The hair loss associated with Taxotere use affects all body hair, including the eyebrows, eyelashes, and pubic hair. Studies have shown that the drug may lead to permanent hair loss in some patients. According to data from the GEICAM 9805 study, which was funded by Sanofi, 9.2 percent of patients taking the drug suffered from hair loss lasting at least 10 years. In another study conducted by a researcher at the Rocky Mountain Cancer Centers, six percent of women taking Taxotere suffered alopecia.
2012 study showing that 19 of 20 women taking Taxotere suffered hair loss
The Annals of Oncology published a 2012 study showing that 19 of 20 women taking Taxotere suffered hair loss. The authors made note of one woman who previously underwent chemotherapy with different drugs to treat recurring breast cancer. Without other medications, she suffered hair loss that resolved. After taking Taxotere, her hair loss was permanent. The authors indicate that it was important to be aware of these risks, stating “Considering the increasing role of taxane-based therapies in adjuvant treatment, physicians and patients should be aware of this new distressing side-effect.”

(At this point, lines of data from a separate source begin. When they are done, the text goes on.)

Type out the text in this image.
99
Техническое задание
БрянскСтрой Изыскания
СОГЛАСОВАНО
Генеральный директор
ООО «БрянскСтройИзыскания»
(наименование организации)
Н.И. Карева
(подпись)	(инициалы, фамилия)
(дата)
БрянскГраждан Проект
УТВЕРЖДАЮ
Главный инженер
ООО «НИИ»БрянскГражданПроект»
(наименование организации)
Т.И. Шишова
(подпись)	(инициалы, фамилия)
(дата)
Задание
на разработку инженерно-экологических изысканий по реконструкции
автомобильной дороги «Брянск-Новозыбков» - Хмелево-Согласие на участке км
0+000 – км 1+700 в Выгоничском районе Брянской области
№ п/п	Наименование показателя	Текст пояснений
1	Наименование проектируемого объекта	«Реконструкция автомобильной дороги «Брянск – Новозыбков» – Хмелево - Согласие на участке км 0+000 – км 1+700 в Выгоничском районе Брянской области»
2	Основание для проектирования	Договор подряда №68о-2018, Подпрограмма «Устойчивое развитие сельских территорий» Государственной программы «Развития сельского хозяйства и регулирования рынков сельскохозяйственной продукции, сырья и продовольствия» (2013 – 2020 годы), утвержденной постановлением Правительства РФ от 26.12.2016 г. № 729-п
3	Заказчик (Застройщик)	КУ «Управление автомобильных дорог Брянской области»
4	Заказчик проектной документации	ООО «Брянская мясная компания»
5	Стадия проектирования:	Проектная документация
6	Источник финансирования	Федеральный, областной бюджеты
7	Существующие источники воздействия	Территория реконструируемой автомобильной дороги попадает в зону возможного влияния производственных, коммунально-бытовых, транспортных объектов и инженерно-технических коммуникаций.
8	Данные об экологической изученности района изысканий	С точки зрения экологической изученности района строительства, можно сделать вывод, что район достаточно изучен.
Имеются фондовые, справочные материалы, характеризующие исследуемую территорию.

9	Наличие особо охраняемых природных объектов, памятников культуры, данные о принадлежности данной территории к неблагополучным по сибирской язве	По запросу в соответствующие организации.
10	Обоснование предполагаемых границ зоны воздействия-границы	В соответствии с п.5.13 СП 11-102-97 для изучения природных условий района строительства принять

In San Diego, a lawsuit was recently filed on behalf of a woman who alleges she was never warned about the risk of permanent baldness with Taxotere. According to the lawsuit, the FDA issued a 2009 letter to Sanofi alleging, “false or misleading statements concerning unsubstantiated claims of Taxotere’s superior efficacy.” The lawsuit claims that Sanofi knew about the risk of permanent baldness since 2005, citing data from one of the company’s own studies. The lawsuit also points out that Sanofi was aware of warnings for permanent baldness in Canada and Europe, but the label in the United States was not updated until last January.